The accused men have, until recently, attended prayers at Sheik Omran's Brunswick prayer hall in Melbourne's north, despite also being devotees of another radical cleric, Abdul Nacer Benbrika. The Algerian-born Mr Benbrika, 45, who was once a teacher with Sheik Omran's group but who left some years ago because it was not radical enough, is accused of being the spiritual leader of the alleged terrorist cell. He has been charged with directing a terrorist organisation, an offence carrying up to 25 years in jail. All 17 men involved in the alleged plot to carry out a massive attack on Australian soil remain behind bars today after bail was rejected for two of them, Hany Taha, 31, and the alleged would-be suicide bomber, Mr Merhi, 20.

The decision came as the president of the Australian Federation of Islamic Councils, Ameer Ali, urged the nation's radical clerics not to "hijack" Islam and to tone down their inflammatory language. "I tell the clerics, please guard your language when you talk," he said. "This is a country that believes in pluralism, it's a multicultural society, we live in a plural society. Your religion does not preach intolerance and I ask them not to hijack the religion."
And then his lips fell off.
Sheik Omran was criticised by John Howard for his inflammatory rhetoric after he effectively proclaimed Osama bin Laden a good man and claimed that the US, rather than bin Laden, was behind the terrorist attacks of September 11, 2001. The cleric is also a good friend of jailed British-based al-Qaeda leader Abu Qatadah, whom he hosted on a speaking tour of Australia in 1994. The leader of Sheik Omran's group in Sydney, Sheik Abdul Salam Zoud, has also courted controversy, having presided over the marriage of French terror suspect Willie Brigitte and been named in French terror documents as "the recruiter in Australia for volunteers for the jihad".

Sheik Omran and Sheik Zoud's fiery prayer sessions on Fridays are hugely popular among fundamentalist communities in Melbourne and Sydney, with hundreds turning up to hear their sermons. A source familiar with the circle of friends that the eight Sydney terror suspects moved in said they prayed at the Haldon Street prayer hall in Lakemba, but belonged to a subset of Muslims there, not the mainstream followers of Sheik Zoud.

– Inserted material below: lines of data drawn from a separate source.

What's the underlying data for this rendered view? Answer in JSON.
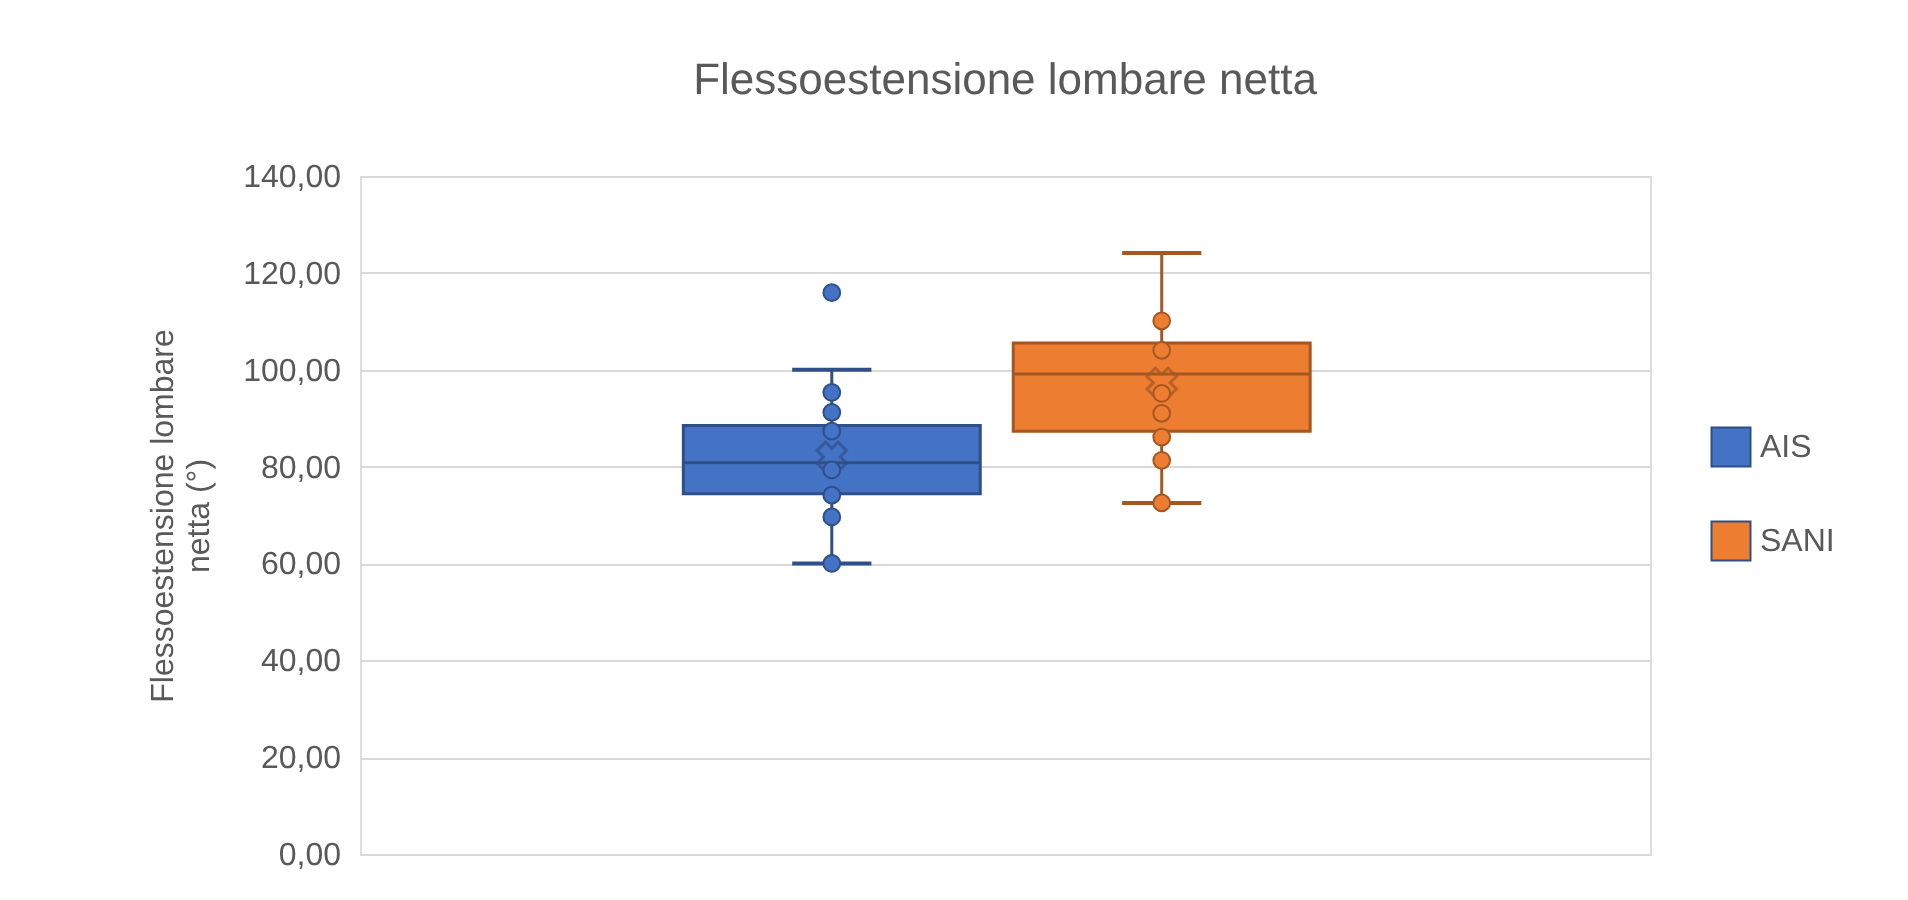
{
  "chart_data": {
    "type": "box",
    "title": "Flessoestensione lombare netta",
    "ylabel": "Flessoestensione lombare netta (°)",
    "categories": [
      null
    ],
    "ylim": [
      0,
      140
    ],
    "yticks": [
      {
        "value": 0,
        "label": "0,00"
      },
      {
        "value": 20,
        "label": "20,00"
      },
      {
        "value": 40,
        "label": "40,00"
      },
      {
        "value": 60,
        "label": "60,00"
      },
      {
        "value": 80,
        "label": "80,00"
      },
      {
        "value": 100,
        "label": "100,00"
      },
      {
        "value": 120,
        "label": "120,00"
      },
      {
        "value": 140,
        "label": "140,00"
      }
    ],
    "grid": "y",
    "legend": "right",
    "tick_labels": "y",
    "marker": "circle",
    "series": [
      {
        "name": "AIS",
        "color": "#4472c4",
        "boxes": [
          {
            "low": 60.0,
            "q1": 74.4,
            "median": 80.8,
            "q3": 88.5,
            "high": 100.0,
            "mean": 82.0,
            "outliers": [
              115.9
            ]
          }
        ]
      },
      {
        "name": "SANI",
        "color": "#ed7d31",
        "boxes": [
          {
            "low": 72.5,
            "q1": 87.3,
            "median": 99.1,
            "q3": 105.5,
            "high": 124.1,
            "mean": 97.3
          }
        ]
      },
      {
        "type": "scatter",
        "color": "#4472c4",
        "x": [
          null,
          null,
          null,
          null,
          null,
          null,
          null
        ],
        "values": [
          95.3,
          91.2,
          87.3,
          79.3,
          74.1,
          69.6,
          60.0
        ]
      },
      {
        "type": "scatter",
        "color": "#ed7d31",
        "x": [
          null,
          null,
          null,
          null,
          null,
          null,
          null
        ],
        "values": [
          110.1,
          104.0,
          95.1,
          91.0,
          86.1,
          81.3,
          72.5
        ]
      }
    ]
  }
}
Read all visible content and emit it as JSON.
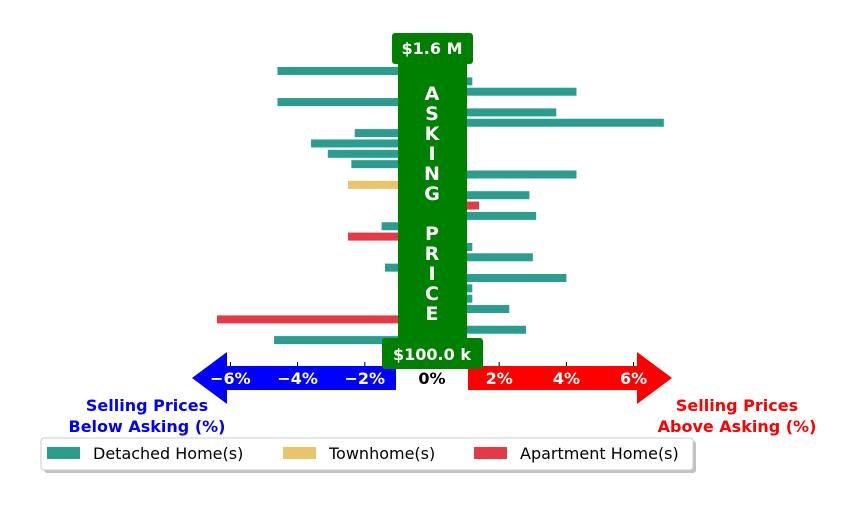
{
  "chart_data": {
    "type": "bar",
    "orientation": "horizontal",
    "x_range": [
      -6.8,
      6.8
    ],
    "x_ticks": [
      -6,
      -4,
      -2,
      0,
      2,
      4,
      6
    ],
    "x_tick_labels": [
      "−6%",
      "−4%",
      "−2%",
      "0%",
      "2%",
      "4%",
      "6%"
    ],
    "band_top_label": "$1.6 M",
    "band_bottom_label": "$100.0 k",
    "band_text": "ASKING PRICE",
    "left_caption": "Selling Prices\nBelow Asking (%)",
    "right_caption": "Selling Prices\nAbove Asking (%)",
    "legend": [
      {
        "name": "Detached Home(s)",
        "color": "#2a9d8f"
      },
      {
        "name": "Townhome(s)",
        "color": "#e9c46a"
      },
      {
        "name": "Apartment Home(s)",
        "color": "#e63946"
      }
    ],
    "bars": [
      {
        "type": "Detached Home(s)",
        "value": -4.6
      },
      {
        "type": "Detached Home(s)",
        "value": 1.2
      },
      {
        "type": "Detached Home(s)",
        "value": 4.3
      },
      {
        "type": "Detached Home(s)",
        "value": -4.6
      },
      {
        "type": "Detached Home(s)",
        "value": 3.7
      },
      {
        "type": "Detached Home(s)",
        "value": 6.9
      },
      {
        "type": "Detached Home(s)",
        "value": -2.3
      },
      {
        "type": "Detached Home(s)",
        "value": -3.6
      },
      {
        "type": "Detached Home(s)",
        "value": -3.1
      },
      {
        "type": "Detached Home(s)",
        "value": -2.4
      },
      {
        "type": "Detached Home(s)",
        "value": 4.3
      },
      {
        "type": "Townhome(s)",
        "value": -2.5
      },
      {
        "type": "Detached Home(s)",
        "value": 2.9
      },
      {
        "type": "Apartment Home(s)",
        "value": 1.4
      },
      {
        "type": "Detached Home(s)",
        "value": 3.1
      },
      {
        "type": "Detached Home(s)",
        "value": -1.5
      },
      {
        "type": "Apartment Home(s)",
        "value": -2.5
      },
      {
        "type": "Detached Home(s)",
        "value": 1.2
      },
      {
        "type": "Detached Home(s)",
        "value": 3.0
      },
      {
        "type": "Detached Home(s)",
        "value": -1.4
      },
      {
        "type": "Detached Home(s)",
        "value": 4.0
      },
      {
        "type": "Detached Home(s)",
        "value": 1.2
      },
      {
        "type": "Detached Home(s)",
        "value": 1.2
      },
      {
        "type": "Detached Home(s)",
        "value": 2.3
      },
      {
        "type": "Apartment Home(s)",
        "value": -6.4
      },
      {
        "type": "Detached Home(s)",
        "value": 2.8
      },
      {
        "type": "Detached Home(s)",
        "value": -4.7
      }
    ],
    "colors": {
      "band": "#008000",
      "left_arrow": "#0000ff",
      "right_arrow": "#ff0000",
      "left_caption": "#0000ff",
      "right_caption": "#ff0000"
    }
  }
}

Sheik Omran said in a statement his group "considers the security of our nation with high priority. (But) we would like to express our alarm and uneasiness over the recent arrests (and) hope all those accused receive a fair trial and the presumption of innocence is preserved." A spokesman for Sheik Omran said the cleric would not comment further on the arrests. Islamic sources said Sheik Omran was currently in Jordan.
Where in Jordan? Zarka?
Sheik Zoud also declined to comment yesterday on links between his group and the accused terror suspects. Sources close to Sheik Omran's group say those accused terror suspects who have attended the cleric's sermons include Fadal Sayadi, Ahmed Raad, Shane Kent, Amer Haddara and Mr Merhi.

In his statement on the association's website, Mr Merhi tells Muslims about their right to pray at work. He says Muslims are allowed by Victorian law to pray at work and warns that "when negotiations fail we must not compromise our religion". He quotes Allah as saying that those who give up prayer "will be thrown in hell" and says "work/education will not be an excuse on the day of resurrection if we neglect our duties regarding prayer. So stand up, oh servants of Allah, and implement Allah's gift of Islam through your whole lives - do we not want to be among the dwellers of paradise?"

A newspaper run by Sheik Omran's group, Mecca News, is currently running a series of articles promoting the theory that September 11 was a giant conspiracy perpetrated by the US Government.